Vergara: I think that it should be described as an attempt of a self-coup. It’s actually the supporters of Trump, going and doing whatever he said that they should be doing. If you’re saying that this (election) was a fraud and you’re there to support the system, then you’re a patriot, not a traitor. And the problem with patriots and traitors is that it depends on who’s talking and from which perspective. So this representative government and the authority that is generated through the institutions and procedures of election, and passing from one government to the other, all these kinds of rituals are being shattered, I would say, almost permanently. It’s very similar to what happened with Obama, with the birther movement. We need to remember that Trump originated the birther movement. So many people, it was a fringe of them, thought that he was not the president, and this lingered. Now it has grown into this skepticism about the system as a whole.

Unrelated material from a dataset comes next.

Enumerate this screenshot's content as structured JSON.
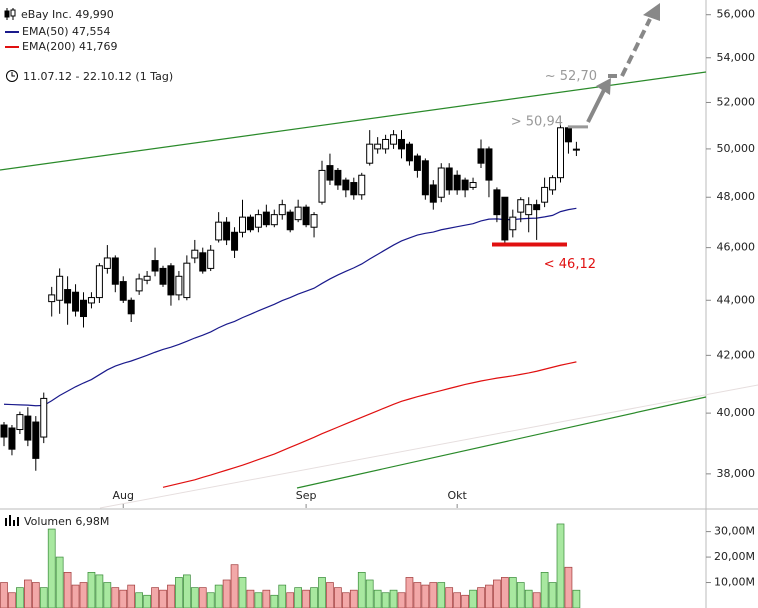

You need something really different that could — not bring people together — but give reassurance somehow that the system could work really well. How can you convince people who think that the machines are being manipulated with an algorithm, that they will not be manipulated in the future? You never know. So this kind of like doubt of the system has never been before. And I think this is very difficult to repair. I think it could be repaired with popular power. Because the people that are Trump supporters could be in a neighborhood assembly and say, “OK, we’re participating, we have power here.” Even if they’re going to be a fringe. They will be a fringe because they are a lot of people together but neighborhoods are heterogeneous in a way. If you participate, and you know that you’re not being blocked from participation at the local level, you think that the system is more legitimate than if you only vote every four years.